If Professor Grayling thinks there’s a logical hole in the solution to the problem of evil put forward by atheist philosopher Professor Bradley Monton, or if he thinks that Monton’s criterion for “create-worthiness” is too broad, or that our own universe on balance is not worthy of being created by a Deity, then I think he owes his readers an explanation as to why he thinks that way. I await his response.
Atheistic argument #3: Miracles make either God or the universe rationally incomprehensible
Finally, Professor Grayling argues that miracles, if they occurred, would make a mockery of the scientific quest to rationally comprehend the cosmos:
[L]ocal suspension of the laws of nature for arbitrary reasons e.g. in answer to personal prayer, … makes a nonsense of the idea that the world or the deity is rationally comprehensible: and if either or both are non-rational then there is nothing to talk about anyway[.]
As a philosopher, I cannot help noticing the number of vague terms in this passage that haven’t been defined: “arbitrary”, “rationally comprehensible” and “non-rational”.

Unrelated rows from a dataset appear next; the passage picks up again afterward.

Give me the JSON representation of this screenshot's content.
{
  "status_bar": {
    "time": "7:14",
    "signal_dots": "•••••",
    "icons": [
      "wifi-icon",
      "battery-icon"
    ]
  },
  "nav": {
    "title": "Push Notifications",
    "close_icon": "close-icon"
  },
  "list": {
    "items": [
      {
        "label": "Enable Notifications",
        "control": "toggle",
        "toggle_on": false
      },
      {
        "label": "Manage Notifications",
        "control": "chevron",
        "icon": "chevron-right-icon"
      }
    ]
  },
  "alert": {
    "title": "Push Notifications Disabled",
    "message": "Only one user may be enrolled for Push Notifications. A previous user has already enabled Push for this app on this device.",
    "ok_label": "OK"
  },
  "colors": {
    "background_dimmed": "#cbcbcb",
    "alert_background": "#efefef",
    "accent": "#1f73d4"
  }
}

I also cannot help noticing the loaded language. If God suspends the laws of nature to save a child’s life, then that’s arbitrary? Frankly, I can think of no better reason for acting.
Nor can I agree with the notion that miracles make the universe rationally incomprehensible. First, I cannot help asking: rationally incomprehensible to whom? Us or God?
Second, if Grayling means “rationally incomprehensible to us,” then I have to ask: for how long? For this life only, or for eternity?
Third, why does “rationally comprehensible” have to mean “scientifically predictable”? (For I presume that’s what Grayling really means by the term.) In the 21st century, we no longer believe that we live in a Laplacean clockwork universe, so why are we still doing philosophy as if we did?
Fourth, why does rational comprehensibility have to be an all-or-nothing affair? Suppose we lived in a cosmos where the laws of nature held 99.999999% of the time. Professor Grayling might wish it was 100%, but beyond a certain number of decimal points, I think most of us would say, “Who cares? 99.999999 is near enough to 100, for all practical purposes.” My point is that we could still do science on an everyday basis, even if miracles occasionally happened.
Fifth, I would argue that Grayling’s claim that miracles make the universe rationally incomprehensible is empirically false. After all, we all acquire a naive understanding of the way the world works, during the first few years of life – call it folk physics, if you will. For instance, we learn that things fall down and not up. But a baby who is well cared for by her parents might well form the generalization, “Things fall down when dropped, unless they happen to be people,” or even, “A thing falls down when dropped, unless it happens to be me.” Perhaps the baby has always been caught in the nick of time by her very alert and loving parents, whenever she was perched precariously on the edge of a table or sofa. Do these “miraculous” acts of intervention by the parents make the baby’s universe rationally incomprehensible? I think not.
I conclude that a fair-minded individual would have to say that Professor Grayling has utterly failed to establish, or even make plausible, his contention that the existence of God is a logical absurdity.